Prison ministry leader and pastor William Bumphus didn't know anyone who was saved when he was growing up in Indiana. And along the way, he turned into a hardcore drug addict shooting up heroin, cocaine and morphine.
Arrested 23 times for robberies, burglaries and thefts and imprisoned four times, Bumphus knew he was in trouble when he was about to be sentenced for up to 60 years. Then he came across four prisoners having a Bible study in a cell block. Bumphus had studied Islam and set out to persuade these students of the Word that the Bible was a lie. But just the opposite happened.
The inmates studying the Bible told him if he got saved, he would receive a miracle. Ready to try anything, he gave his life to Christ, but his wasn't just a jailhouse conversion. Jesus took hold of his yielded heart and transformed his life.
"I always emphasize not believe in your head but believe in your heart, the center of your being," Bumphus says. "That's when the miracle takes place."
He experienced another kind of miracle too. He only had to serve 10 months in the Indiana State Prison instead of 60 years.
Bumphus was also "baptized in the Holy Ghost in jail," he says, and now finds his motivation to serve "the least of these" from his ministry calling (Matt. 25:31-46).
"The Lord called me to do this while I was incarcerated, and that's what motivates me," he says.
Today, he has more than a criminal record. He says he has ministered in 575 prisons across America. Bumphus takes "successful" ex-convicts with him to minister, including on trips to Lagos, Nigeria, where one pastor told Bumphus he's the only foreigner allowed to preach in the prisons there.

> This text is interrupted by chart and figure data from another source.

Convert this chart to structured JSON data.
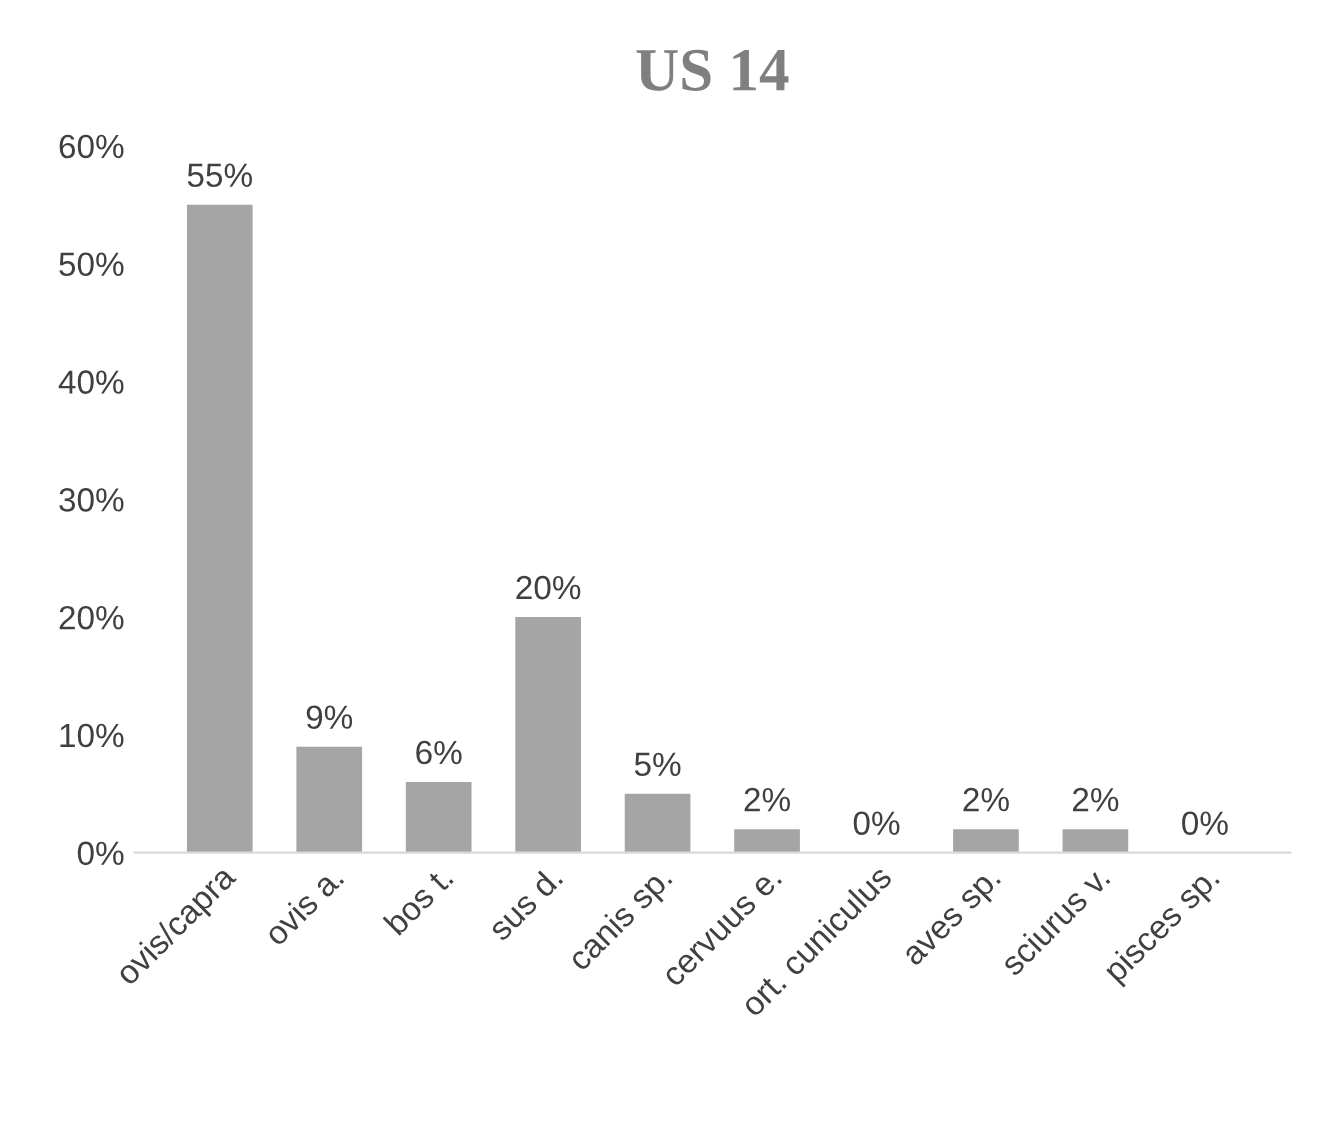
{
  "chart_data": {
    "type": "bar",
    "title": "US 14",
    "categories": [
      "ovis/capra",
      "ovis a.",
      "bos t.",
      "sus d.",
      "canis sp.",
      "cervuus e.",
      "ort. cuniculus",
      "aves sp.",
      "sciurus v.",
      "pisces sp."
    ],
    "values": [
      55,
      9,
      6,
      20,
      5,
      2,
      0,
      2,
      2,
      0
    ],
    "value_labels": [
      "55%",
      "9%",
      "6%",
      "20%",
      "5%",
      "2%",
      "0%",
      "2%",
      "2%",
      "0%"
    ],
    "color": "#a5a5a5",
    "ylim": [
      0,
      60
    ],
    "yticks": [
      {
        "value": 0,
        "label": "0%"
      },
      {
        "value": 10,
        "label": "10%"
      },
      {
        "value": 20,
        "label": "20%"
      },
      {
        "value": 30,
        "label": "30%"
      },
      {
        "value": 40,
        "label": "40%"
      },
      {
        "value": 50,
        "label": "50%"
      },
      {
        "value": 60,
        "label": "60%"
      }
    ],
    "grid": false,
    "legend": false
  }
}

"Any place a person is incarcerated, I'll go," he says of his commitment.
Bumphus has a particular reason for naming his Indianapolis-based organization Jesus Inside Prison Ministry (jipm.org).
"Jesus Christ walked inside my cell and told me to go out and build Him a prison ministry," he says. "We were inside, so me and some other inmates wrote other churches from inside prison, let them know that we were Christians. We never heard an answer back from a pastor. So we thought, Well, they're the ones who need ministering to. ... Then the Lord spoke to me, and He said, 'Name it after me, and I'll bless it.'"
The Lord has done just that. Along with services and Bible correspondence, Bumphus and his team of ex-cons conduct weekend "prison invasions" in three prisons in Kentucky.
"We'll go in and preach on the yard, go cell to cell, to the lockup unit, have services in the chapel and baptize them," he says.
He brings in singers and rappers, so "we draw a lot of attention," he says.
He also distributes his book, Jesus House: Where Miracles Still Happen, free of charge to the inmates.
Bumphus has preached to tens of thousands of offenders, and his ministry is seeing results.
"There's revival going on inside prison," Bumphus says. "I've seen it for the last 25 years."